Without ticket sales, described as the rooftops' "only significant source of revenue," the rooftop businesses would have no income and be unable to cover mortgages — fixed costs not dependent on activity stemming from Cubs games, according to the documents filed by Tom Lombardo, an attorney representing the businesses.
"If the proposed right field video board is installed at Wrigley Field, Skybox would have no revenue, and will be unable to pay its filed mortgage and real estate expenses immediately hereafter," Bue wrote. "If the proposed right field video board is installed at Wrigley Field, Skybox will be insolvent in that it will be unable to pay debts as they become due in the ordinary course of business."
That silence I hear is a decided lack of sympathy to the rooftop businesses. Further, according to the article, Judge Virginia Kendall's ruling last week denying the rooftops a temporary restraining order said that "the rooftop businesses had not proven they would lose money or become insolvent."
There's more on this topic in this Crain's Chicago Business article by Danny Ecker, including a detailed look into the actual financials for the Lakeview Baseball Club and Skybox on Sheffield, the two clubs that are involved in the current lawsuit. You can see Chris Bue's court filing in that article as well.

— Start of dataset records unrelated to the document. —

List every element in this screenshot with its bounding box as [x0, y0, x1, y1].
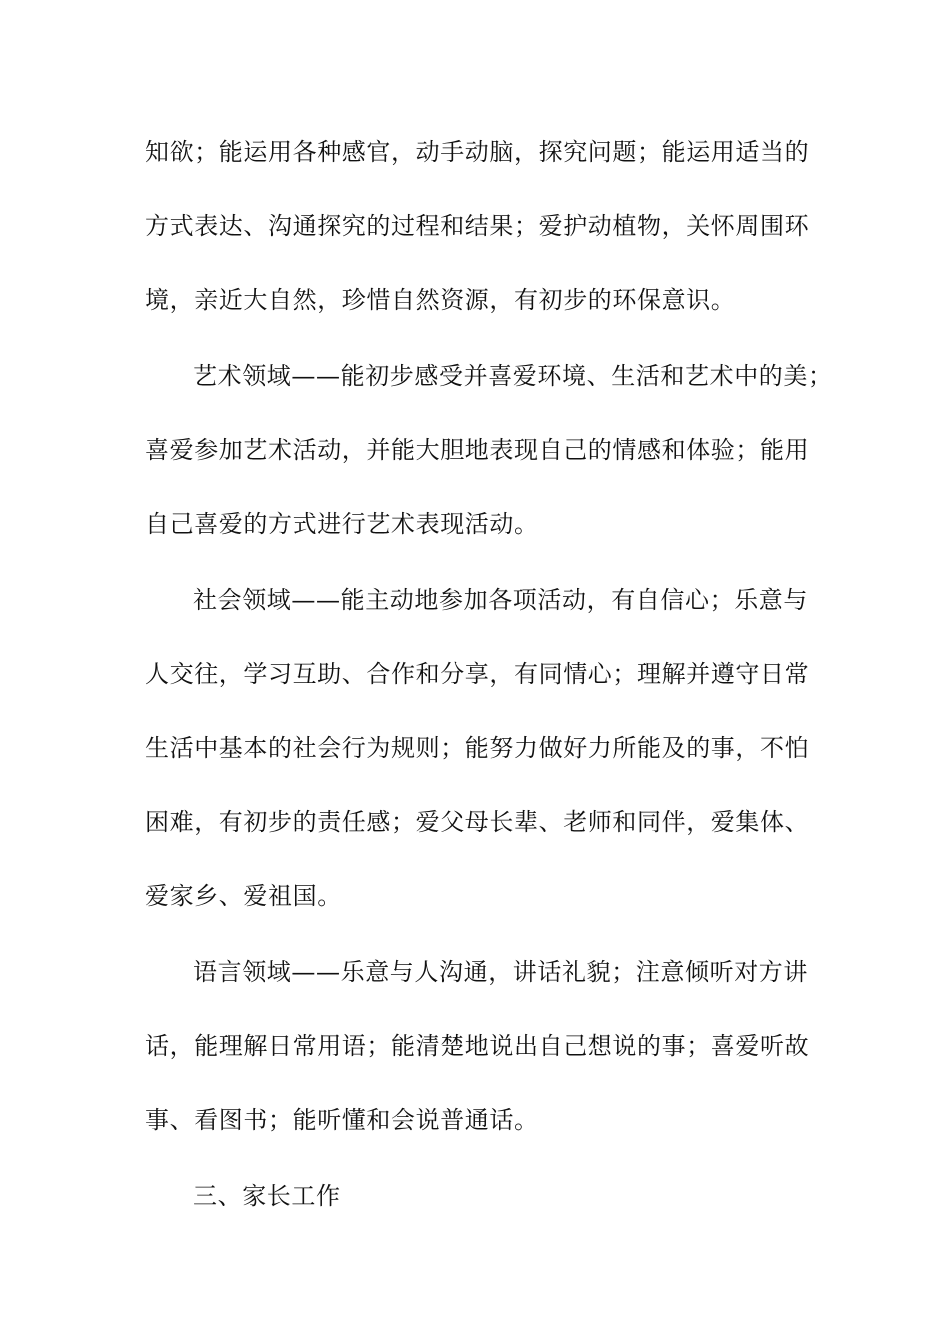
text-line: 爱家乡、爱祖国。: [145, 882, 342, 910]
text-line: 自己喜爱的方式进行艺术表现活动。: [145, 510, 539, 538]
paragraph-first-line-language: 语言领域——乐意与人沟通，讲话礼貌；注意倾听对方讲: [193, 958, 808, 986]
text-line: 喜爱参加艺术活动，并能大胆地表现自己的情感和体验；能用: [145, 436, 810, 464]
paragraph-first-line-art: 艺术领域——能初步感受并喜爱环境、生活和艺术中的美；: [193, 362, 833, 390]
text-line: 知欲；能运用各种感官，动手动脑，探究问题；能运用适当的: [145, 138, 810, 166]
section-heading: 三、家长工作: [193, 1182, 341, 1210]
text-line: 境，亲近大自然，珍惜自然资源，有初步的环保意识。: [145, 286, 736, 314]
text-line: 话，能理解日常用语；能清楚地说出自己想说的事；喜爱听故: [145, 1032, 810, 1060]
text-line: 困难，有初步的责任感；爱父母长辈、老师和同伴，爱集体、: [145, 808, 810, 836]
text-line: 人交往，学习互助、合作和分享，有同情心；理解并遵守日常: [145, 660, 810, 688]
text-line: 事、看图书；能听懂和会说普通话。: [145, 1106, 539, 1134]
text-line: 生活中基本的社会行为规则；能努力做好力所能及的事，不怕: [145, 734, 810, 762]
paragraph-first-line-social: 社会领域——能主动地参加各项活动，有自信心；乐意与: [193, 586, 808, 614]
text-line: 方式表达、沟通探究的过程和结果；爱护动植物，关怀周围环: [145, 212, 810, 240]
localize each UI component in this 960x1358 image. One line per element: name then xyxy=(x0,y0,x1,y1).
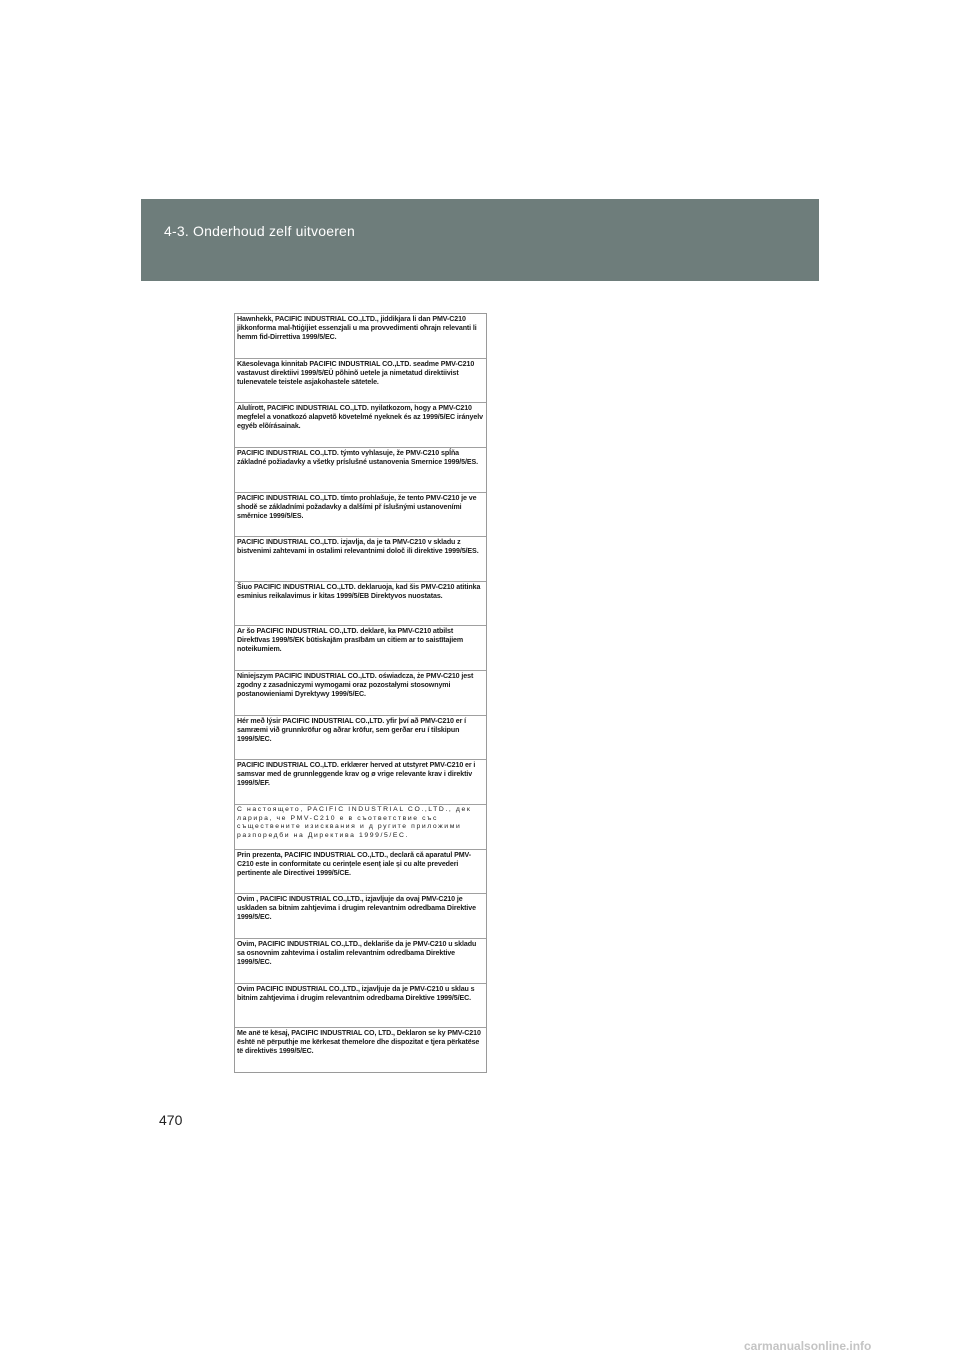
declaration-icelandic: Hér með lýsir PACIFIC INDUSTRIAL CO.,LTD. yfir því að PMV-C210 er í samræmi við grunnkröfur og aðrar kröfur, sem gerðar eru í tilskipun 1999/5/EC. xyxy=(235,716,486,761)
section-title: 4-3. Onderhoud zelf uitvoeren xyxy=(164,223,356,239)
site-watermark: carmanualsonline.info xyxy=(744,1339,872,1353)
declaration-polish: Niniejszym PACIFIC INDUSTRIAL CO.,LTD. oświadcza, że PMV-C210 jest zgodny z zasadniczymi wymogami oraz pozostałymi stosownymi postanowieniami Dyrektywy 1999/5/EC. xyxy=(235,671,486,716)
section-header-band xyxy=(141,199,819,281)
declaration-bulgarian: С настоящето, PACIFIC INDUSTRIAL CO.,LTD., дек ларира, че PMV-C210 е в съответствие със съществените изисквания и д ругите приложими разпоредби на Директива 1999/5/ЕС. xyxy=(235,805,486,850)
declaration-norwegian: PACIFIC INDUSTRIAL CO.,LTD. erklærer herved at utstyret PMV-C210 er i samsvar med de grunnleggende krav og ø vrige relevante krav i direktiv 1999/5/EF. xyxy=(235,760,486,805)
declaration-slovak: PACIFIC INDUSTRIAL CO.,LTD. týmto vyhlasuje, že PMV-C210 spĺňa základné požiadavky a všetky príslušné ustanovenia Smernice 1999/5/ES. xyxy=(235,448,486,493)
declaration-of-conformity-box xyxy=(234,313,487,1073)
declaration-bosnian: Ovim , PACIFIC INDUSTRIAL CO.,LTD., izjavljuje da ovaj PMV-C210 je uskladen sa bitnim zahtjevima i drugim relevantnim odredbama Direktive 1999/5/EC. xyxy=(235,894,486,939)
declaration-estonian: Käesolevaga kinnitab PACIFIC INDUSTRIAL CO.,LTD. seadme PMV-C210 vastavust direktiivi 1999/5/EÜ põhinõ uetele ja nimetatud direktiivist tulenevatele teistele asjakohastele sätetele. xyxy=(235,359,486,404)
declaration-latvian: Ar šo PACIFIC INDUSTRIAL CO.,LTD. deklarē, ka PMV-C210 atbilst Direktīvas 1999/5/EK būtiskajām prasībām un citiem ar to saistītajiem noteikumiem. xyxy=(235,626,486,671)
declaration-maltese: Hawnhekk, PACIFIC INDUSTRIAL CO.,LTD., jiddikjara li dan PMV-C210 jikkonforma mal-ħtiġijiet essenzjali u ma provvedimenti oħrajn relevanti li hemm fid-Dirrettiva 1999/5/EC. xyxy=(235,314,486,359)
page-number: 470 xyxy=(159,1112,183,1128)
declaration-albanian: Me anë të kësaj, PACIFIC INDUSTRIAL CO, LTD., Deklaron se ky PMV-C210 është në përputhje me kërkesat themelore dhe dispozitat e tjera përkatëse të direktivës 1999/5/EC. xyxy=(237,1029,481,1056)
declaration-lithuanian: Šiuo PACIFIC INDUSTRIAL CO.,LTD. deklaruoja, kad šis PMV-C210 atitinka esminius reikalavimus ir kitas 1999/5/EB Direktyvos nuostatas. xyxy=(235,582,486,627)
declaration-slovenian: PACIFIC INDUSTRIAL CO.,LTD. izjavlja, da je ta PMV-C210 v skladu z bistvenimi zahtevami in ostalimi relevantnimi določ ili direktive 1999/5/ES. xyxy=(235,537,486,582)
declaration-serbian: Ovim, PACIFIC INDUSTRIAL CO.,LTD., deklariše da je PMV-C210 u skladu sa osnovnim zahtevima i ostalim relevantnim odredbama Direktive 1999/5/EC. xyxy=(235,939,486,984)
declaration-croatian: Ovim PACIFIC INDUSTRIAL CO.,LTD., izjavljuje da je PMV-C210 u sklau s bitnim zahtjevima i drugim relevantnim odredbama Direktive 1999/5/EC. xyxy=(235,984,486,1029)
declaration-czech: PACIFIC INDUSTRIAL CO.,LTD. tímto prohlašuje, že tento PMV-C210 je ve shodě se základními požadavky a dalšími př íslušnými ustanoveními směrnice 1999/5/ES. xyxy=(235,493,486,538)
declaration-romanian: Prin prezenta, PACIFIC INDUSTRIAL CO.,LTD., declară că aparatul PMV-C210 este in conformitate cu cerințele esenț iale și cu alte prevederi pertinente ale Directivei 1999/5/CE. xyxy=(235,850,486,895)
declaration-hungarian: Alulírott, PACIFIC INDUSTRIAL CO.,LTD. nyilatkozom, hogy a PMV-C210 megfelel a vonatkozó alapvetõ követelmé nyeknek és az 1999/5/EC irányelv egyéb elõírásainak. xyxy=(235,403,486,448)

As noted above, I'm getting to the point where I have little or no sympathy for any of the rooftop owners. While their contention that they have an agreement with the Cubs is correct, they certainly have played this dispute the wrong way from the beginning. When they were first made aware that some of the Cubs' expansion plans included signs or video boards, instead of trying to make a deal with the team, they threatened litigation with every press release. This obviously didn't make the Cubs happy and it caused public opinion to turn against the rooftops, which they realized, but too late. Remember that two-sign plan that the Cubs had approved in 2013? Rooftop owners threatened litigation over that, only to backtrack and say "We'll accept that plan!" in 2014 when the Cubs revealed a seven-sign plan (since scaled back to six and tweaked a bit) that would have pretty much blocked every rooftop view.
As I've said before, I think the endgame of this dispute will be the Ricketts family owning most or all of the buildings on Sheffield and Waveland and operating rooftop seating themselves, something Tribune Co. could have been doing from the mid-1980s if they'd been a little more prescient.
The parties are due back in court March 23.